Sen. Howard Metzenbaum (D-Ohio), completing a series of hearings into the controversial acquisition of 15 failed Texas savings and loans by an Arizona businessman two years ago, said yesterday he will press the Bush administration to renegotiate several of the dozens of subsidized thrift deals hurriedly put together by the federal government in 1988.
"There is an obligation to renegotiate some of these deals," said Metzenbaum, arguing that investors in the so-called Southwest Plan transactions had reaped billions of dollars more in federal subsidies than they deserved.
Metzenbaum's criticism of the wave of thrift mergers and sales in 1988 came as he and other members of the Judiciary Committee's subcommittee on antitrust, monopolies and business rights wrapped up an extended inquiry into the acquisition by Arizona businessman James M. Fail of 15 thrifts that were merged into what is now the Bluebonnet Savings Bank. That transaction, for which Fail put up only $1,000 in cash and $70 million in borrowed funds, will cost taxpayers up to $3 billion, Metzenbaum has argued.
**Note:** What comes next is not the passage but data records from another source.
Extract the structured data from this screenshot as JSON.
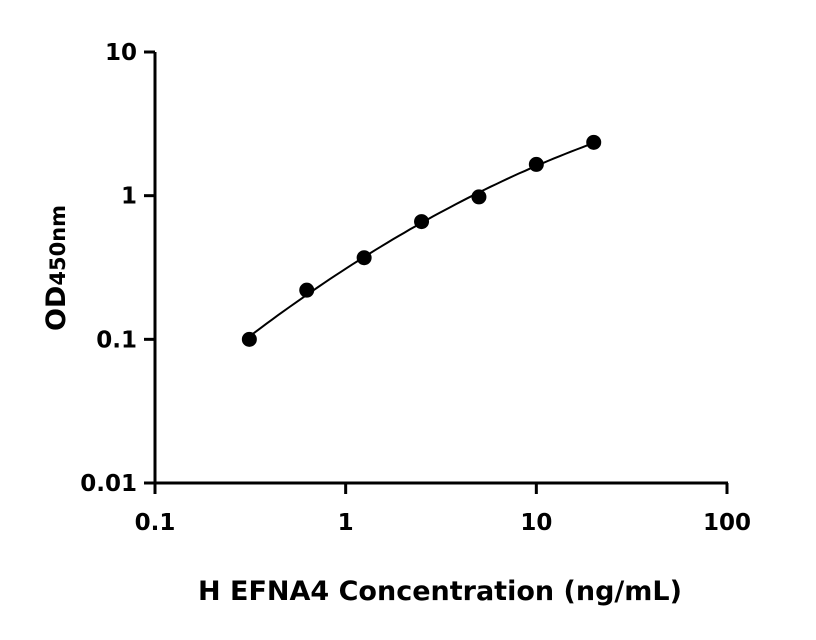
{
  "chart_data": {
    "type": "scatter",
    "title": "",
    "xlabel": "H EFNA4 Concentration (ng/mL)",
    "ylabel_main": "OD",
    "ylabel_sub": "450nm",
    "x_scale": "log",
    "y_scale": "log",
    "xlim": [
      0.1,
      100
    ],
    "ylim": [
      0.01,
      10
    ],
    "x_ticks": [
      {
        "value": 0.1,
        "label": "0.1"
      },
      {
        "value": 1,
        "label": "1"
      },
      {
        "value": 10,
        "label": "10"
      },
      {
        "value": 100,
        "label": "100"
      }
    ],
    "y_ticks": [
      {
        "value": 0.01,
        "label": "0.01"
      },
      {
        "value": 0.1,
        "label": "0.1"
      },
      {
        "value": 1,
        "label": "1"
      },
      {
        "value": 10,
        "label": "10"
      }
    ],
    "grid": false,
    "legend": "none",
    "series": [
      {
        "x": [
          0.3125,
          0.625,
          1.25,
          2.5,
          5,
          10,
          20
        ],
        "y": [
          0.1,
          0.22,
          0.37,
          0.66,
          0.98,
          1.65,
          2.35
        ],
        "marker": "circle",
        "color": "#000000",
        "fit": "smooth curve"
      }
    ]
  }
}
Illustrating the soaring cost of the deal, Metzenbaum said yesterday that the federal subsidy for Bluebonnet will total $573 million next year, almost 60 percent more than earlier predictions.
"James Fail was not the only shark attracted to these deals," said Metzenbaum.
Members of the subcommittee yesterday sharply questioned Robert J. Thompson, a lobbyist who had been an aide to George Bush when he was vice president. Thompson helped Fail win approval for the thrift acquisitions despite a history of legal and regulatory problems that regulators have since said should have disqualified Fail.
Sen. Arlen Specter (R-Pa.) charged that some of the compensation and benefits received by Thompson for his work was "highly irregular." In addition to a $160,000 bonus for completing the transaction, Thompson got a $350,000 loan from Bluebonnet and another $150,000 loan from a company owned by Fail, and stands to earn 2 percent of whatever profits Fail receives from the thrift.
Thompson, replying to claims by Metzenbaum that he had traded on his relationship with senior government officials, said, "I feel very strongly one reason I am here was that I used to work for George Bush."
"This matter doesn't involve George Bush," responded Specter. "This matter involves Robert Thompson and James Fail and the acquisition of thrifts under highly suspicious circumstances."
The subcommittee also released documents that show that some federal regulators were aware that a company controlled by Fail had been convicted of securities fraud in a 1976 Alabama case. That disclosure was made to the Texas regional director of the Federal Deposit Insurance Corp. nine months before regulators approved Fail's application to take over the 15 Texas thrifts. Some regulators had previously testified they were unaware of the conviction.